Thursday, January 01, 2009

This editorial appeared in the Fairbanks Daily News-Miner:

Shell Oil made a good-faith effort to obtain the permits necessary to begin exploration drilling on its new offshore leases in the Beaufort Sea next summer. But a three-judge panel of the 9th U.S. Circuit Court of Appeals said last month that the federal agency in charge of the leasing and environmental review, the Minerals Management Service, hadn’t properly considered the potential environmental impact.

This kind of decision presents a huge problem for companies trying invest in an offshore oil field. How do they know when the studies and analyses are adequate? Shell canceled its exploration drilling for next summer while it tries to find a way through the maze. The decision imperils hundreds of jobs.

Millions of dollars were spent on environmental studies in the waters off the North Slope during the past few decades as various lease sales were held. But in the view of the circuit court panel’s majority, the analysis completed on the basis of those studies did not constitute the required “hard look.”

Courts usually try to defer to the expertise of agencies. The court panel’s two-judge majority acknowledged as much when it said “We will not substitute our judgment for that of the agency …” Yet Judges Dorothy Nelson and Stephen Reinhardt then went on to describe how the MMS, in their view, had failed to properly assess the environmental issues raised by exploration drilling. They vacated MMS approval of Shell’s exploration plan so the agency could “conduct the ‘hard look’ analysis required by NEPA (the National Environmental Protection Act).”

Here’s what Judge Carlos Bea, the dissenting judge in the case, had to say about his colleagues’ decision: “I’m afraid the majority has substituted its ‘expertise’ in environmental science for that of the expert agency to which Congress entrusted primary analytic responsibility.”

“… The agency parsed nearly 1,600 pages of in-depth scientific analysis,” Bea wrote. “This voluminous study – a ‘hard look’ by any rule – revealed that, while the drilling project might have some small impact on the environment, that impact was not significant enough for MMS to require a costly, time-consuming, duplicative EIS (environmental impact statement) or ‘revised’ EA (environmental assessment). This analysis was neither arbitrary nor capricious, and is entitled to deference.”

The other two judges refused to provide such deference. For example, they dismissed a report upon which MMS relied to assess the effect of drilling noise on bowhead whales, saying the report’s conclusion was “contrary” to its own assertions.

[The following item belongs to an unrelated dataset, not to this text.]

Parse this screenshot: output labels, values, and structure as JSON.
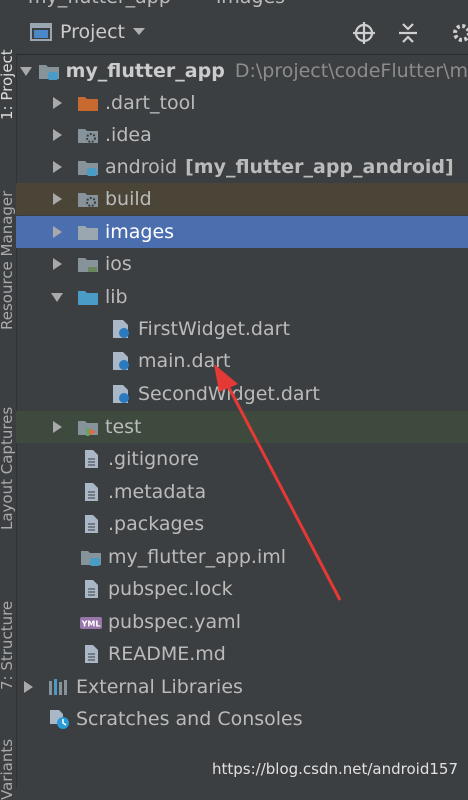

In fact, the report acknowledges the potential risks of offshore drilling, notes that studies of noise disturbances are sparse and then comes to the educated conclusion that “bowhead whales exposed to noise-producing activities … most likely would experience temporary, nonlethal effects” and that “such exploratory drilling would not jeopardize the population.”

That’s a professional judgment that balances the various factors. Judges Nelson and Reinhardt decided it wasn’t a sound conclusion. But are they to make such a judgment, instead of the “expert agency to which Congress entrusted primary analytic responsibility,” as Judge Bea put it?

Apparently there is nothing to stop them. So, absent any successful appeal, Shell and the MMS will need to find or conduct more studies that satisfy the scientific judgments of the judges. If the company and agency cannot do so, the Beaufort Sea lease agreement they entered won’t be worth more than the paper on which it’s printed. That would be an unfortunate result for the company and Alaska.